A new dimension in materials research
The electronic and magnetic properties of thin films depend on the number of atomic layers which are stacked on top of each other
In the future, physicists will be able to follow a new lead in their search for new materials for electronic components, for example. An international team of researchers headed by scientists at the Max Planck Institute for Solid State Research in Stuttgart is the first to accurately observe how the physical properties of a substance – or to be more precise of the metal oxide lanthanum nickel oxide – change when it is used in two-dimensional, instead of three-dimensional form. In fact, a film consisting of two layers of material exhibits completely different electronic and magnetic effects when cooled to very low temperatures than does a film comprising four layers. The ability to control the physical characteristics via the dimension as well opens up new possibilities to identify materials from which the chips of the future could be made.
A 2D layer becomes an insulator and anti-ferromagnetic
“In a sample made of two layers of material, this changes completely,” says Bernhard Keimer. When cooled to around minus 100 degrees, the material lost its electrical conductivity. The thin layer puts the electrons in a predicament: they repel each other, but can no longer distance themselves from each other to any great extent. They therefore remain more or less stuck at an atom, and the current stops.
This was not the only effect which the slimming treatment had on the metal oxide, however. When the physicists cooled the thin sample even further, to around minus 220 degrees Celsius, the material assumed a magnetic order, or to be more precise, an anti-ferromagnetic one: the magnetic moments of the electrons align themselves so as to be antiparallel, just like bar magnets which are lying alternately with their north and south poles next to each other.

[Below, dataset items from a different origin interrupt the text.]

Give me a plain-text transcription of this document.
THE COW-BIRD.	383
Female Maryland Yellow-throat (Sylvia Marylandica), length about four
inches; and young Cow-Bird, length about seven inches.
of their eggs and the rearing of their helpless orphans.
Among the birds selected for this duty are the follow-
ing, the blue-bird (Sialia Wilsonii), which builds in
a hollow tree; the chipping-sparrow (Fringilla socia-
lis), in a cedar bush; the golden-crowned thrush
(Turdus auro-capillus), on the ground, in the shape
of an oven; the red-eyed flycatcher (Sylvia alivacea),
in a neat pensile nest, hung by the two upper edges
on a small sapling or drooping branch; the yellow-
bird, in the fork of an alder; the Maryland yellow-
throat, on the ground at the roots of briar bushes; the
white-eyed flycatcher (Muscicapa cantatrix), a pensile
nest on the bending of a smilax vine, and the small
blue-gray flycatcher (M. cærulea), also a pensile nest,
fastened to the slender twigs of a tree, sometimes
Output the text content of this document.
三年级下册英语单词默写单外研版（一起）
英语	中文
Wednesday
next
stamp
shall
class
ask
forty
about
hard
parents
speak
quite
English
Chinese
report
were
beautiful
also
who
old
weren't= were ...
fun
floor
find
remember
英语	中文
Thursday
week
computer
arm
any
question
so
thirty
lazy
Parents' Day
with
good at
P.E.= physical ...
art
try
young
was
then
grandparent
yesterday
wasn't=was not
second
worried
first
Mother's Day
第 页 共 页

“We can alter the electronic and magnetic properties of the material in a specific way by adding two layers of the material,” says Bernhard Keimer. The first challenge for the physicists in their investigation was to discover how to control the thickness of the sample in such an exact way. “With the usual chemical methods one does not really have an accurate idea of what the final result will be,” says Alexander Boris, who made an essential contribution to the work. The researchers therefore made use of a method found in physics: pulsed laser deposition (PLD). Working in a vacuum chamber, they used laser pulses to vaporize the lanthanum nickel oxide in carefully dosed quantities. The metal oxide deposits on an almost perfectly plane and clean surface of the carrier material and at the right temperature forms a completely ordered, plane layer with the required thickness.
However, this did not mean that the researchers had now mastered the experimental challenges, because in samples which are only a few atomic layers thick the electronic and magnetic characteristics can only be determined with a few tricks. The physicists can hardly attach cables to two sides of the sample and measure the current in order to determine the conductivity of the sample, for instance. “No matter how accurately the thin layers have grown, the carrier material will always have an atomic step somewhere. This atomic step can then also be found in the deposited layer,” explains Alexander Boris. A conventional measurement of conductivity would fail at such a step because it interrupts the current flow. The researchers therefore directed an intense, infrared laser beam produced by the ANKA synchrotron in Karlsruhe onto the sample. The light waves from this source oscillate in one direction only. How this direction of oscillation changes when the beam is reflected at the sample provides the researches with information on the mobility of the electrons in the material and thus on its conductivity.
Slow muons shed light on the magnetic order
It is at least as tricky to determine an anti-ferromagnetic order in a film made up of just two layers. Since the magnetic moments cancel each other out exactly in this case, the order does not produce any external magnetisation. The scientists therefore put their faith in muons, instable elementary particles which are produced in particle accelerators. They resemble electrons, but have a much weaker magnetic moment. “Muons are therefore suitable as sensitive probes for the magnetic order,” says Thomas Prokscha, researcher at the Paul Scherrer Institute in the Swiss town of Villingen, home to a particle accelerator which supplies muons.
Only the Paul Scherrer Institute has the facility which enables the researchers to also regulate the speed with which the muons impact on the sample. This is necessary in order for them to be able to take a precise look into the film of two or four layers of material. If the speed is not regulated, the particles race through the lanthanum nickel oxide and only get stuck when they are somewhere inside the carrier material. The scientists at the Paul Scherrer Institute teamed up with their colleagues from the University of Fribourg to probe the magnetic order in the lanthanum nickel oxide layers. Although the muons, which they targeted at the samples, decay in the metal oxide layer, the trajectories of their fragments tell the physicists what the orientation of the magnetic moments in the material is.
“We now want to adopt a similar approach to investigate how the dimension of the sample influences the electronic properties of metal oxides, which become superconducting below a certain temperature”, says Bernhard Keimer. It is possible that they can give metal oxides properties which can also be used to solve the increasing problem of space on microchips.